Il n’est pas toujours facile de situer l’origine d’un psaume. Le Psaume 137 est très sûrement l’un des plus récent du recueil, il évoque la situation des exilés judéens à Babylone après la chute dramatique de Jérusalem en 587 av. JC . C’est donc aussi l’un des rares paumes dont la date d’origine soit pratiquement certaine, car il parle clairement de la situation des exilés à Babylone : temple détruit, murailles rasées, famille royale décimée, déportation des classes dominantes, et sac de la ville…et il en parle au passé. Il s’agit donc d’un psaume qui date d’après 537, en un temps où la possibilité du retour n’a pas estompé la douleur de la destruction du temple et de la déportation.
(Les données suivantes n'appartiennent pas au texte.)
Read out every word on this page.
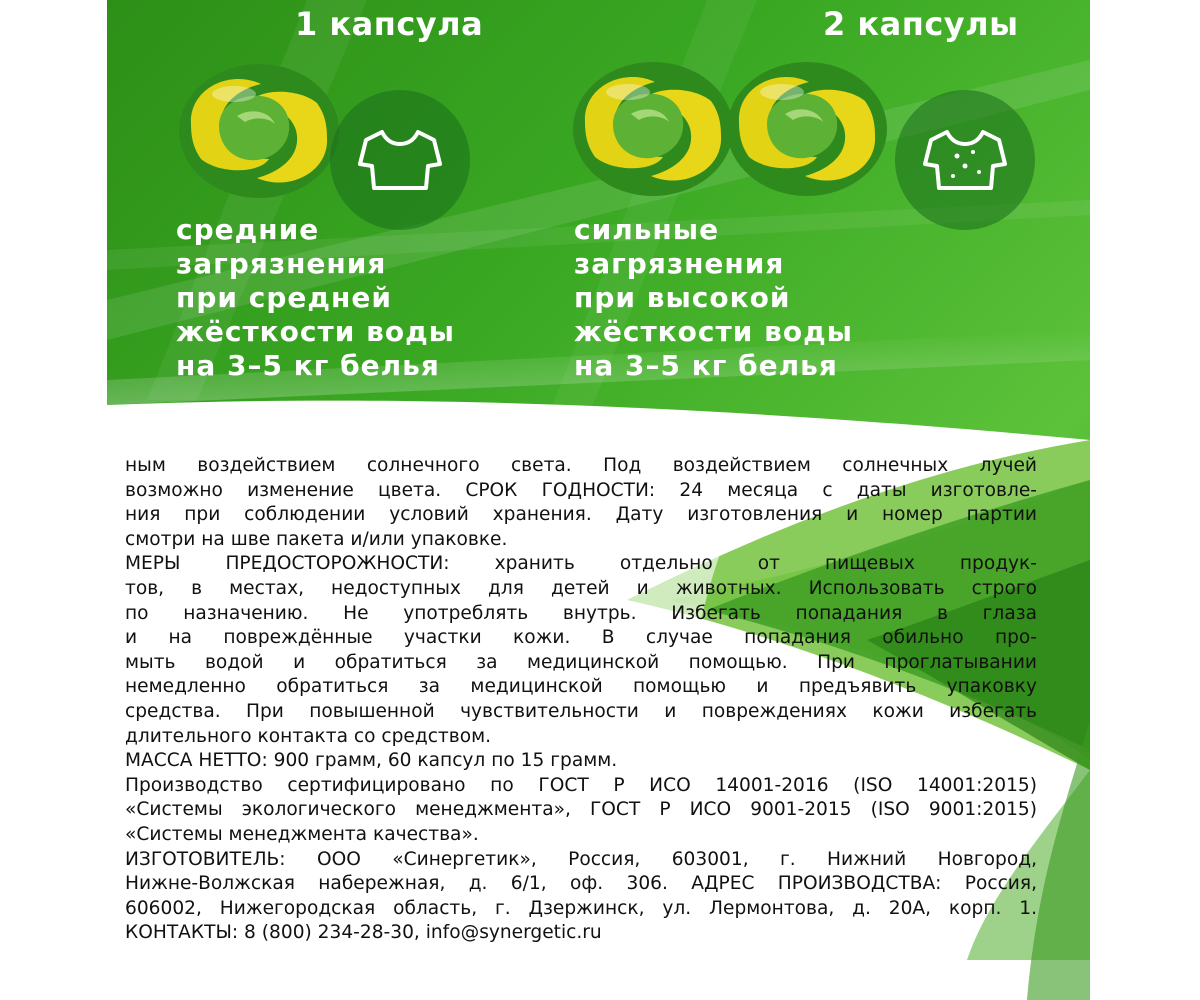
1 капсула	2 капсулы
средние
загрязнения
при средней
жёсткости воды
на 3–5 кг белья
сильные
загрязнения
при высокой
жёсткости воды
на 3–5 кг белья
ным воздействием солнечного света. Под воздействием солнечных лучей
возможно изменение цвета. СРОК ГОДНОСТИ: 24 месяца с даты изготовле-
ния при соблюдении условий хранения. Дату изготовления и номер партии
смотри на шве пакета и/или упаковке.
МЕРЫ ПРЕДОСТОРОЖНОСТИ: хранить отдельно от пищевых продук-
тов, в местах, недоступных для детей и животных. Использовать строго
по назначению. Не употреблять внутрь. Избегать попадания в глаза
и на повреждённые участки кожи. В случае попадания обильно про-
мыть водой и обратиться за медицинской помощью. При проглатывании
немедленно обратиться за медицинской помощью и предъявить упаковку
средства. При повышенной чувствительности и повреждениях кожи избегать
длительного контакта со средством.
МАССА НЕТТО: 900 грамм, 60 капсул по 15 грамм.
Производство сертифицировано по ГОСТ Р ИСО 14001-2016 (ISO 14001:2015)
«Системы экологического менеджмента», ГОСТ Р ИСО 9001-2015 (ISO 9001:2015)
«Системы менеджмента качества».
ИЗГОТОВИТЕЛЬ: ООО «Синергетик», Россия, 603001, г. Нижний Новгород,
Нижне-Волжская набережная, д. 6/1, оф. 306. АДРЕС ПРОИЗВОДСТВА: Россия,
606002, Нижегородская область, г. Дзержинск, ул. Лермонтова, д. 20А, корп. 1.
КОНТАКТЫ: 8 (800) 234-28-30, info@synergetic.ru
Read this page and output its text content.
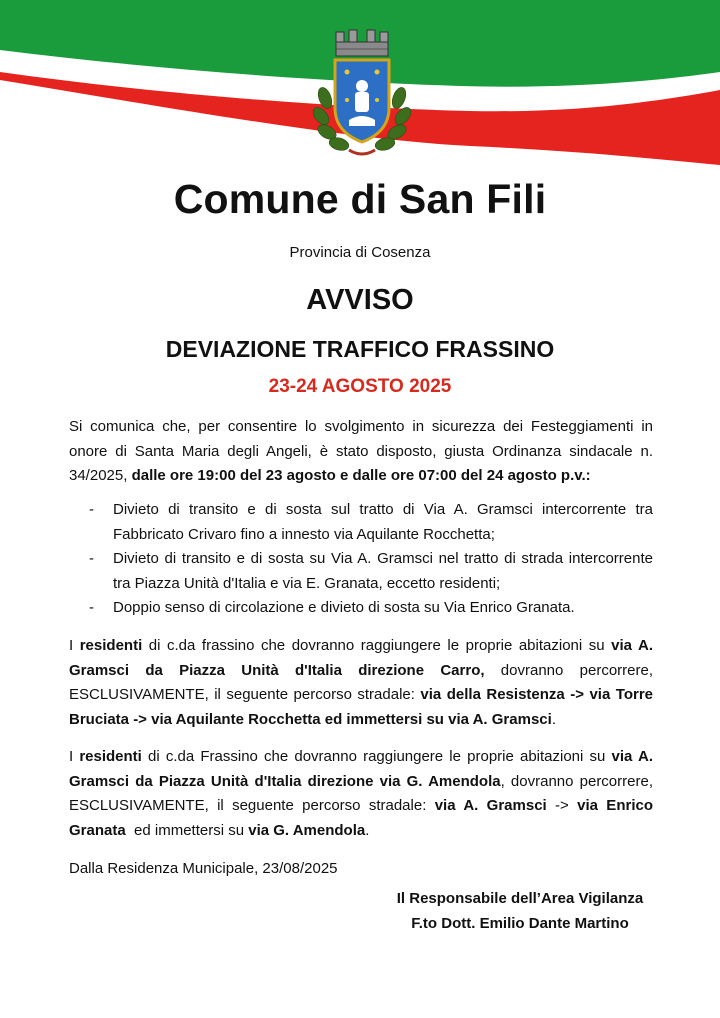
Comune di San Fili
Provincia di Cosenza
AVVISO
DEVIAZIONE TRAFFICO FRASSINO
23-24 AGOSTO 2025
Si comunica che, per consentire lo svolgimento in sicurezza dei Festeggiamenti in onore di Santa Maria degli Angeli, è stato disposto, giusta Ordinanza sindacale n. 34/2025, dalle ore 19:00 del 23 agosto e dalle ore 07:00 del 24 agosto p.v.:
- Divieto di transito e di sosta sul tratto di Via A. Gramsci intercorrente tra Fabbricato Crivaro fino a innesto via Aquilante Rocchetta;
- Divieto di transito e di sosta su Via A. Gramsci nel tratto di strada intercorrente tra Piazza Unità d'Italia e via E. Granata, eccetto residenti;
- Doppio senso di circolazione e divieto di sosta su Via Enrico Granata.
I residenti di c.da frassino che dovranno raggiungere le proprie abitazioni su via A. Gramsci da Piazza Unità d'Italia direzione Carro, dovranno percorrere, ESCLUSIVAMENTE, il seguente percorso stradale: via della Resistenza -> via Torre Bruciata -> via Aquilante Rocchetta ed immettersi su via A. Gramsci.
I residenti di c.da Frassino che dovranno raggiungere le proprie abitazioni su via A. Gramsci da Piazza Unità d'Italia direzione via G. Amendola, dovranno percorrere, ESCLUSIVAMENTE, il seguente percorso stradale: via A. Gramsci -> via Enrico Granata  ed immettersi su via G. Amendola.
Dalla Residenza Municipale, 23/08/2025
Il Responsabile dell’Area Vigilanza
F.to Dott. Emilio Dante Martino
Au bord des fleuves : il s’agit des canaux de la basse Mésopotamie, entre le Tigre et l’Euphrate. Ces fleuves sont assez caractéristiques du pays de l’Exil pour des Israélites qui ne connaissent que la montagne de Judée et le petit cours d’eau qu’est le Jourdain.
Il est possible que les exilés, qui n’avaient pas de lieu de culte, se réunissaient au bord de l’eau pour des assemblées de prières.

Nous étions assis : être assis est une pose du rituel de lamentation. Il comprend aussi le fait de s’habiller de sacs et de se mettre de la poussière sur la tête (voir Lamentations 2/10-11). Il est possible que ceux qui priaient ainsi se tournaient dans la direction de Jérusalem (I Rois 8,48).
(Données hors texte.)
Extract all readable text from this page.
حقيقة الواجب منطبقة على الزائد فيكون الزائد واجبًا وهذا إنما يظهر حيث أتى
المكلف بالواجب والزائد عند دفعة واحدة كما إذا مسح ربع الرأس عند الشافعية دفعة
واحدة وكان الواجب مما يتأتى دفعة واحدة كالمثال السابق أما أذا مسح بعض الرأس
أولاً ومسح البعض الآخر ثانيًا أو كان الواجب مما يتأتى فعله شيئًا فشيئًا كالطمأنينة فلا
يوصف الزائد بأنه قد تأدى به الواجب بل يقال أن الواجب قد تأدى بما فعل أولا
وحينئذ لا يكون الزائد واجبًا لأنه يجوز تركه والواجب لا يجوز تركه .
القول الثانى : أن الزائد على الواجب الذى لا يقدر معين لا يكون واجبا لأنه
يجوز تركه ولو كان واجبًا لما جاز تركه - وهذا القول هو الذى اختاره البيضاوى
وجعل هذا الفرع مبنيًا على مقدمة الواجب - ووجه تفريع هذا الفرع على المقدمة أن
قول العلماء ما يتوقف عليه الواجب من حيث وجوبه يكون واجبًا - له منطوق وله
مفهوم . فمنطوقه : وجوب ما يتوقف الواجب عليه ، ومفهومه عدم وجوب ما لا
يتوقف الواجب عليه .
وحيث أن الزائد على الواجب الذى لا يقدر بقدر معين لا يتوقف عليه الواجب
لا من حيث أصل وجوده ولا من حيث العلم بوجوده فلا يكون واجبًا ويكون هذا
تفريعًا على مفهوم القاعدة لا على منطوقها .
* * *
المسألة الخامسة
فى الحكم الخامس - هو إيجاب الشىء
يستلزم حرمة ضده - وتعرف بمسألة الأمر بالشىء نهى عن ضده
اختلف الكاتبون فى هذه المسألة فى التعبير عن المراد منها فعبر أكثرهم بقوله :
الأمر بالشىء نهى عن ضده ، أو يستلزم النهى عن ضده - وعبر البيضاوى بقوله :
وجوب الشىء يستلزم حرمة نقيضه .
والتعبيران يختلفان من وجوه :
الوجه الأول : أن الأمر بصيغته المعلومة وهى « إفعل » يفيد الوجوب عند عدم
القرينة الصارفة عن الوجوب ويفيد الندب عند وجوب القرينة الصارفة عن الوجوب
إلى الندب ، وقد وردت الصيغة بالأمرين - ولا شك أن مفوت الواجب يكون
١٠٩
En pensant à : il ne s’agit pas d’un simple souvenir douloureux, mais bien d’un acte de commémoration rituelle. Les versets 1-2 nous présentent une communauté d’exiles réunis pour une lamentation rituelle sur la destruction de Jérusalem.

Sion: c’est le nom cananéen de la citadelle dont David s’est emparé avant d’en faire sa capitale (II Samuel 5/7). Ce nom désigne la colline du Temple, lieu de la présence de Dieu au milieu de son peuple (Psaumes 2/7 ; 14/7 ; 65/2 ; Amos 1/2). Penser à Sion, ce n’est pas se souvenir du pays qu’il a fallu quitter, mais ressentir la distance qui sépare les exilés de la présence de Dieu.
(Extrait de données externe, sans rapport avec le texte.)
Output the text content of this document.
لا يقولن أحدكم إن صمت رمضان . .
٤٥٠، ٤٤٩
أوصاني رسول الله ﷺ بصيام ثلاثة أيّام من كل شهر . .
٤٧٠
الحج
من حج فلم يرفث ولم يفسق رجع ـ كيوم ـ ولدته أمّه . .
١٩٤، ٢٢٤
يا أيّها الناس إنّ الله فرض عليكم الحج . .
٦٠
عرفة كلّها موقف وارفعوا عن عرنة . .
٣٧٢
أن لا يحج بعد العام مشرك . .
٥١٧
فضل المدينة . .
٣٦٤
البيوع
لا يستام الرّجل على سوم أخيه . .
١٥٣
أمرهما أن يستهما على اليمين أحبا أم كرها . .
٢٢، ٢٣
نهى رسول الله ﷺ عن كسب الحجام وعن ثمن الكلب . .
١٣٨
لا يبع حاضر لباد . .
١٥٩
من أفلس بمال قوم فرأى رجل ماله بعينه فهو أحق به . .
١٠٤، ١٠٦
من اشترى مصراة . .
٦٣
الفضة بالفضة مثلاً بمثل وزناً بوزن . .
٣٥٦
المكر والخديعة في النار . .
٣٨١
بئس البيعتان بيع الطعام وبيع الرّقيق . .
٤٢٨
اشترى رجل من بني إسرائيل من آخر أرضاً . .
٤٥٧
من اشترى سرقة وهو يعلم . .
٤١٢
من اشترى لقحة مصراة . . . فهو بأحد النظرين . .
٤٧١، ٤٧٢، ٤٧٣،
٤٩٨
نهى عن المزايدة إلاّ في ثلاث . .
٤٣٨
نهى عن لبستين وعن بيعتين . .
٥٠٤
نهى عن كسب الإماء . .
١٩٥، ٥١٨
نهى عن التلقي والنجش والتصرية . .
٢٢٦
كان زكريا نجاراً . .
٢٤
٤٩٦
Nous avions pendu nos cithares : la cithare est un instrument à cordes dont le nom est associé à la joie et à la louange du Dieu d’Israël (Psaumes 33/ 25 ; 43/4 ; 57/9 ; 71/22 ; 81/3 ; 92/4 ; 98/5 ; 108/3 ; 147/7 ; 149,3 ; 150/3).
Que les cithares restent pendues aux saules du voisinage annonce déjà la suite du Psaume : les exilés ne sont pas en mesure de louer Dieu. Ce trait correspond également à l’idée que les choses participent à la plainte (voir Lamentations 1/4).

Nos bourreaux : le mot hébreu employé ici est unique dans l’Ancien Testament. Sa racine fait penser à des gens qui imposent de mauvais traitements. Mais le parallèle avec « conquérant » suggère aussi qu’il s’agit des gardiens qui retiennent les exilés au loin.

Chant de Sion : les chants de Sion chantent la gloire que Dieu fait à Sion par sa présence. On en a des exemples avec les Psaumes 76, 84, 87, 122. Les vainqueurs demandent aux exilés de chanter les chants de triomphe de Sion, alors que la ville est anéantie. Il y a la plus que de l’ironie ou du mépris. ll s’agit d’obliger les exilés à mesurer la distance entre leurs chants liturgiques passés et la réalité présente. On retrouve ici un motif des psaumes de lamentations : la raillerie qui met en cause la foi elle-même : où est ton Dieu ? (voir, par exemple, les Psaumes 22/9 ; 79/10 ; 115/2). 

Un chant du Seigneur en terre étrangère : les chants du Seigneur sont les chants en l’honneur du Dieu d’Israël désigné par son nom propre.

YHWH – La vraie prononciation du nom de Dieu nous est inconnue parce que depuis des siècles le nom divin n’est plus prononcé par les juifs, en raison de sa sainteté.
Certaines éditions de la Bible rendent ce nom par « Éternel » qui n’est qu’une traduction très approximative. Par respect pour les juifs qui ne prononcent pas ce nom divin, on en vient de plus en plus à substituer le titre « Seigneur » au nom propre de Dieu.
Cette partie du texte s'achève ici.